Earnings Power Value (EPV) also known as just Earnings Power is a valuation technique popularized by Bruce Greenwald, an authority on value investing at Columbia University. It is arguably a better way to analyze stocks than Discounted Cash Flow analysis that relies on highly speculative growth assumptions many years into the future.
How does EPV work?
The EPV strategy emphasizes the subject company’s ability to earn cash in present terms, i.e. without factoring in the prospects of future earnings growth. This allows investors to feel confident that they are calculating their valuation with some conservatism, ideally steering investors clear from speculative behaviour.
EPV = Adjusted Earnings / Cost of Capital
EPV uses a very basic equation although it does rely on an assumption about the cost of capital as well as the fact that current earnings are sustainable. While the formula is simple, finding the adjusted earnings can be difficult and must consider operating earnings, taxation adjustments, depreciation and more. We will go to each step in doing that.
EPV is calculated in 6 simple steps. We will work out the EPV for GADANG, a construction company listed in KLSE.
Step 1 : Start off with latest revenue and work out the EBIT based on average EBIT margin.
The starting point for EPV is trailling twelve month (TTM) revenue. We then work out the average EBIT (Operating margin) to arrive at the adjusted EBIT number. You may also find out from annual report if there are any one time charges and add it back.
By default, the analyzer uses 3FY average EBIT margin.
Step 2 : Apply the average tax rate to the adjusted EBIT
To the figure from step 1, we apply a normalised tax rate – this could either be the average tax rate of the company over, say, the last 5 years or alternatively use the general corporate tax rate to avoid the distortion effect of different tax schemes.
By default, the analyzer uses 5FY average tax rate.
Since EBIT is earnings before interest and taxes, if we pay taxes on EBIT, it now simply becomes operating profit after tax.
Step 3 : Add D&A and deduct maintenance CAPEX
This is Economic Depreciation Adjustment. This involves adding back the depreciation figure of the average most recent year and deducting the maintenance capital expenditure.
We will add back 3FY average depreciation & amortization.
Maintenance capital expenditure is the capex figure from the cash flow statement less growth capex calculated above, which is the true depreciation for the company. It not easy to differentiate maintenance and growth capex.
Growth capex can in turn be calculated by averaging the Gross Property Plant and Equipment (PPE)/sales ratio over the longterm (5 – 7 years) and multiplying this by the current year’s increase in sales.

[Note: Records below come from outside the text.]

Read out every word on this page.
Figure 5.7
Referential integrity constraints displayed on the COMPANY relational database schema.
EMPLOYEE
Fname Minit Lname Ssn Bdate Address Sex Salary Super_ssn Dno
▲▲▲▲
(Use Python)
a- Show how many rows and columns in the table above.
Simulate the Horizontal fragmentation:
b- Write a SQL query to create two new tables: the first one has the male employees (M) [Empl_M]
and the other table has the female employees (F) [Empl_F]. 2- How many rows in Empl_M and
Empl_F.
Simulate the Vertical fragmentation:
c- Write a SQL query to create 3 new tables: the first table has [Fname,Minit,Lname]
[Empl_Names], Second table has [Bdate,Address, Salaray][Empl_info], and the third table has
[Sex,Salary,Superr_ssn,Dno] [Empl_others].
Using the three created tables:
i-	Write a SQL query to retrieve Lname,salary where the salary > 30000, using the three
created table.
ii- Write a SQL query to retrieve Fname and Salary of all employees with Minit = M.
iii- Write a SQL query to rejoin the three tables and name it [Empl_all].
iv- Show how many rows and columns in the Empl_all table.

As a simplification for maintenance CAPEX, it is calculated by take the average CAPEX over the period of 10 years. We then deduct the CAPEX to get normalized income.
Step 4 : Divide by the discount rate / cost of capital.
From the normalized income, we then divide with the discount rate or cost of capital.
Simply put, a discount rate is another phrase for “rate of return”. i.e. what is your return requirement for this investment to be worth the risk?
Considering that the “average” market return is about 8-12%, a minimum discount rate should be set to 8%. We would use 8% as a minimum for stable and predictable companies such as NESTLE while 12% is a good return for less predictable companies.
By default, the discount rate is set based on “Quality” Star in the “F – Dashboard” tab. The discount rate is set to 9% for Quality stars ≥ 4 or 10% for Quality stars < 4.
Step 5 : Add cash & Deduct debt and minority interest
It is then necessary to subtract out any corporate debt and minority interest and add in cash in excess of operating requirements to come to the EPV of the firm.
Here, we will get the EPV of the stock.
Step 6 : Divide by number of shares
To compare this to the share price, EPV value is divided by the number of shares.
With EPV of RM 1.433, GADANG has a MOS of 25.3% at current closing price of RM 1.070.
Summary on EPV
The great advantage of this technique as it does not muddy the valuation process with future predictions. It evaluates a company based on its current situation. That is also however also potentially a weakness in that it may systematically undervalue growth companies. Value investors might regard this as being part of the margin of safety but in normal markets, it may even be difficult to find a company that’s selling for less than its EPV.
Another potential weakness is its reliance on earnings, given the scope for companies to manipulate/massage this figure.